Artist: César Ramírez

The work proposes a three-dimensional generative system where a polygonal mesh in constant mutation is displayed in the center of the scene. Each figure exists for only a few seconds before being replaced by a new one, while a “captured” version appears simultaneously in the upper left corner, functioning as a delayed replica. This mechanism produces a temporal tension: the main figure transforms faster than its own reproduction, generating an unstable relationship between original and copy.

The piece stages the race between work and reproduction that César Aira proposes, where both entities pursue each other, overlap and, at times, seem to become indistinguishable. The main work is never consolidated as a definitive object; Its replica is not a faithful record either, but rather another instance generated from the same algorithm. The viewer’s perception oscillates between both, without being able to clearly establish which is the work and which is the reproduction.

Technical, aesthetic and conceptual development

The work is developed in p5.js using WEBGL to generate a three-dimensional system based on the random creation of polygonal meshes. Technically, the code produces a set of vertices distributed on a sphere and connects them through triangles that make up a constantly mutating figure.
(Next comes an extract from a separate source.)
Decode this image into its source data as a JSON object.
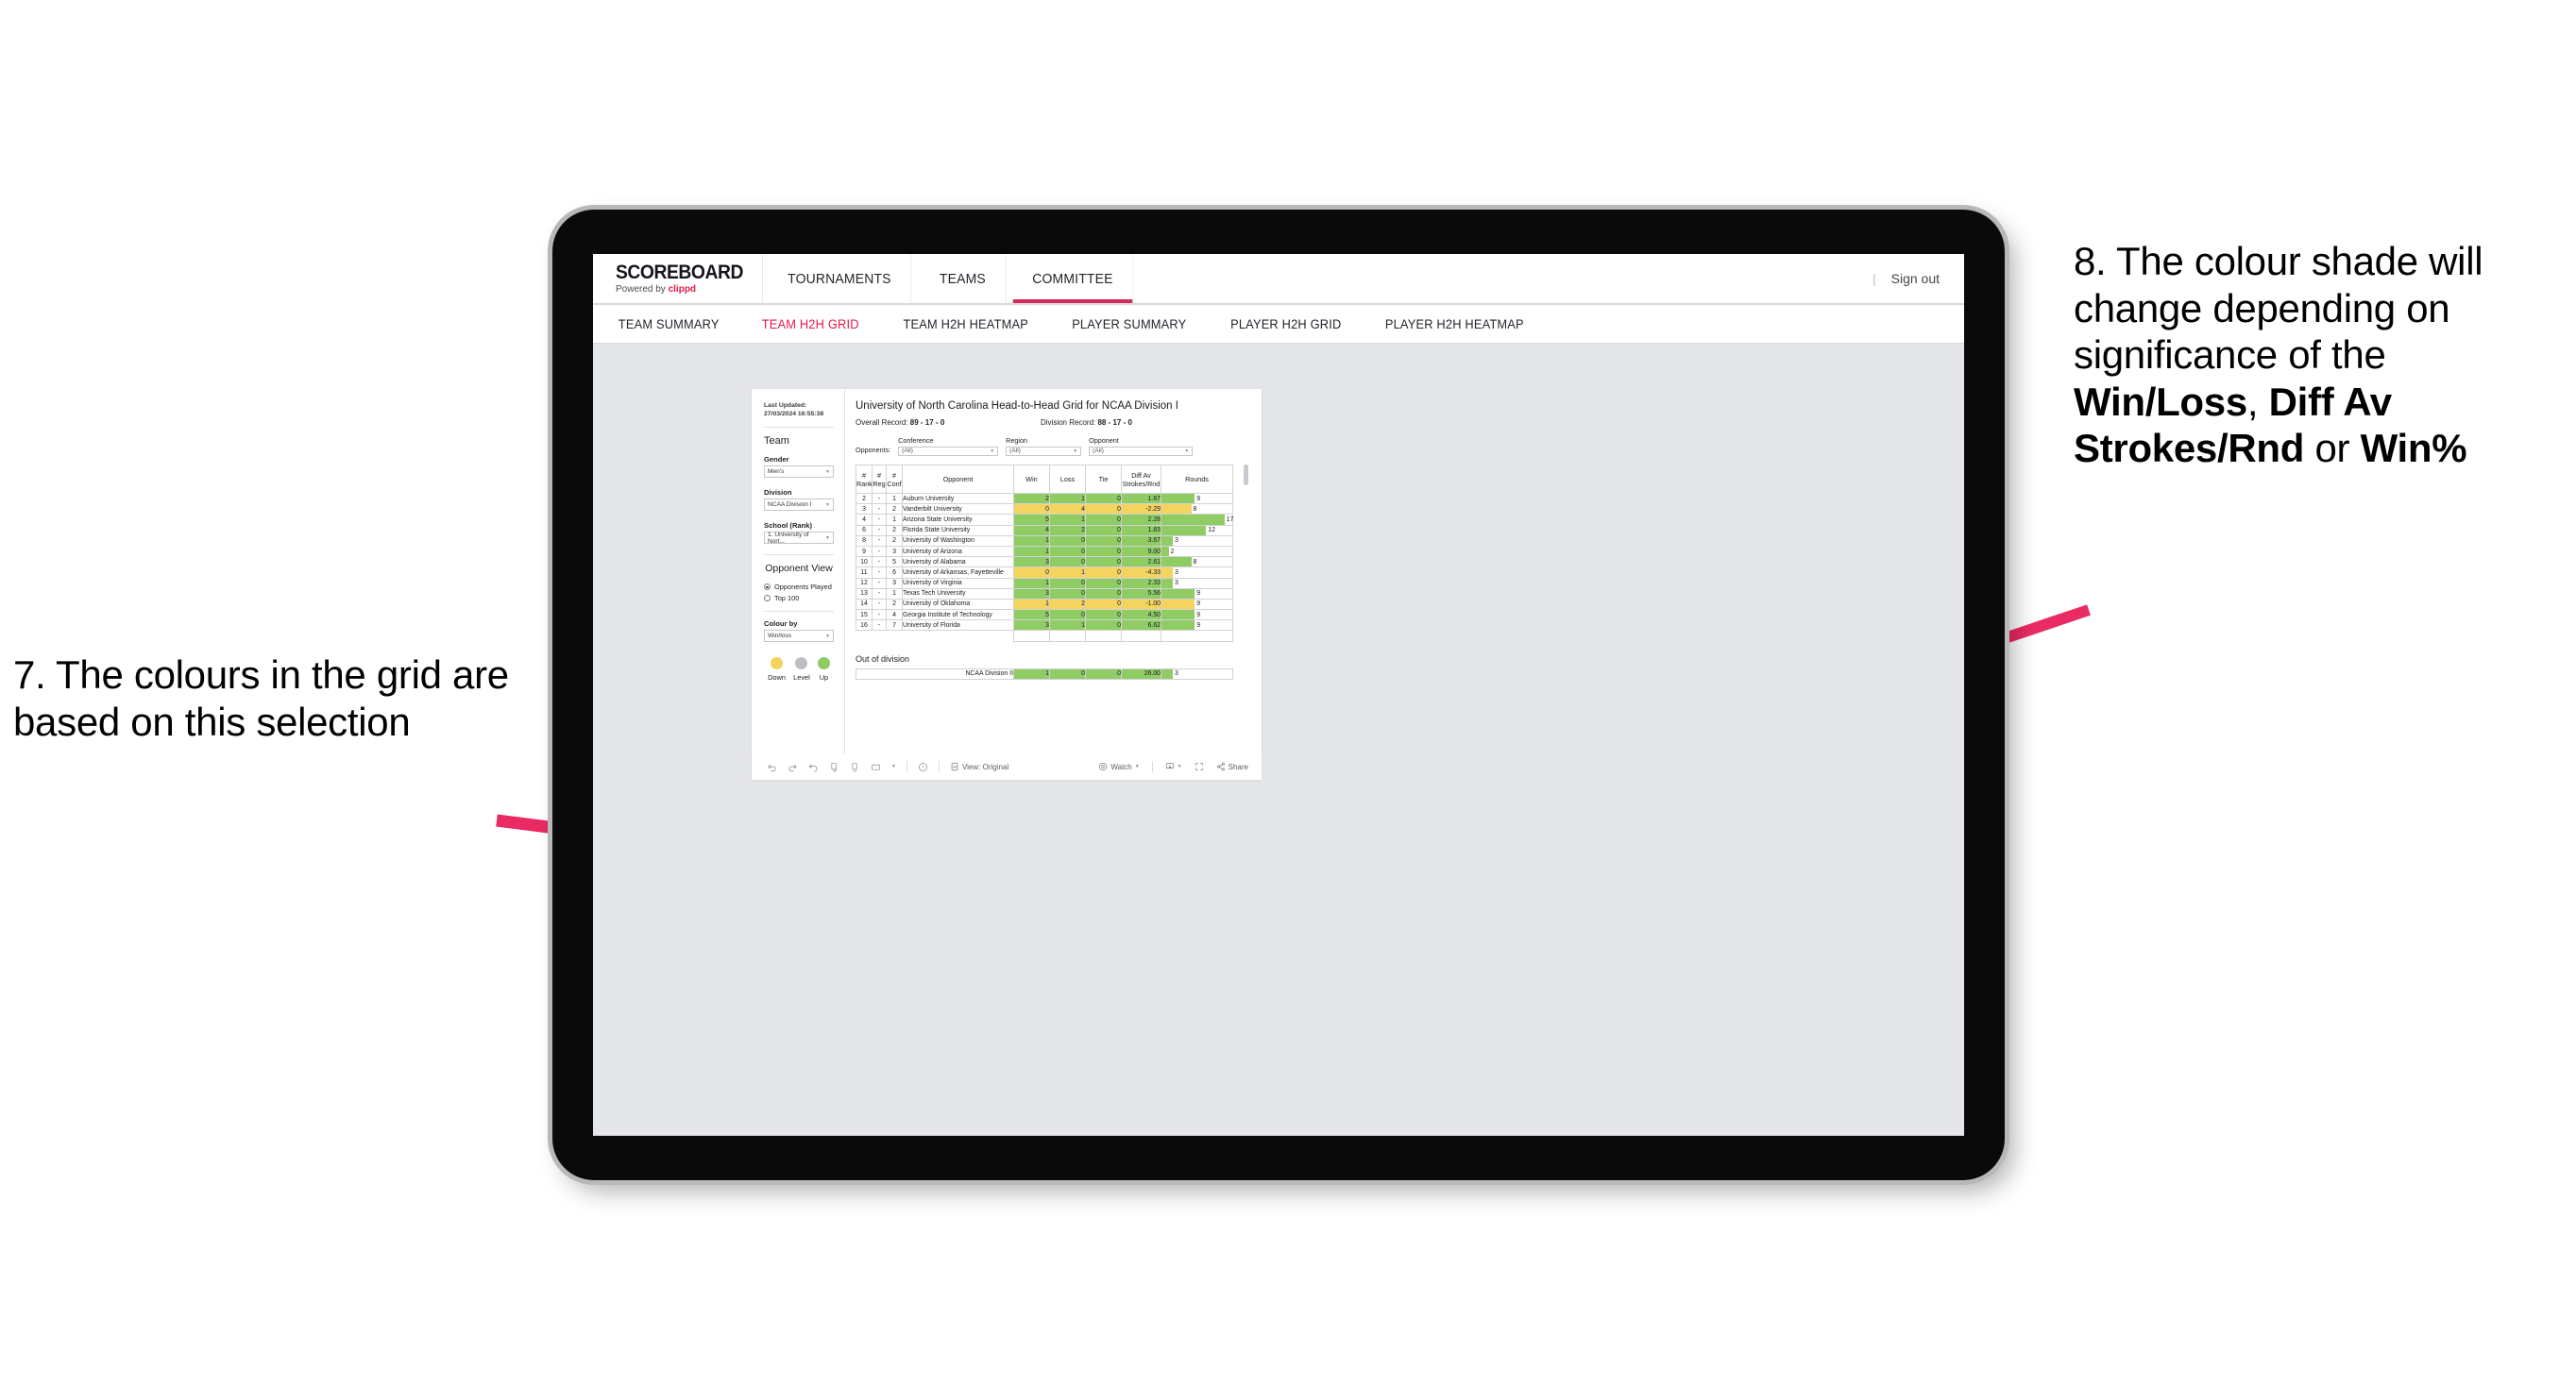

A new mesh is generated every five seconds, establishing a regular but unpredictable transformation rate. In parallel, the system produces a replica every three seconds in an independent graphics buffer. This replica is not a photograph, but an autonomous reconstruction of the same algorithm, which reproduces the figure under identical lighting, position and rotation conditions. The simultaneous coexistence of these two scenes—the main one and the buffer scene—introduces two different temporalities within the same visual device.

In aesthetic terms, the work is situated within generative art, where forms emerge from algorithmic processes rather than traditional compositional decisions. The translucent character of the polygons, the continuous rotation and the cold monochrome produce an aesthetic that oscillates between the geometric and the spectral. The figures never become consolidated: they appear, transform and disappear before establishing a stable identity. The small replica located in the upper left corner functions as a visual echo, a secondary presence that sometimes seems to imitate and other times anticipate the central figure. This spatial de-hierarchization contributes to destabilizing the notion of “original.”

Conceptually, the work is built from the ideas that César Aira develops about the relationship between work and reproduction in contemporary art. Aira affirms that every work implies its reproduction and that, in contemporary times, a race has been established between the two. The piece materializes that career through time lag: the main work mutates every five seconds, while its reproduction does so every three. The copy, thus, becomes more dynamic than the original, pursues it and sometimes overtakes it. It does not document, but produces. This tension means that both instances—work and replica—end up being confused, embodying the idea of ​​a reproduction that becomes a work in itself, or of an art without a fixed work. The piece thus proposes a system where the difference between original and copy is no longer relevant, giving rise to a flow of continuous variations that only exist in their future.

Literature

AIRE, César. (2010). “Sobre el arte contemporaneo” Editorial Grijalbo-Mondadori.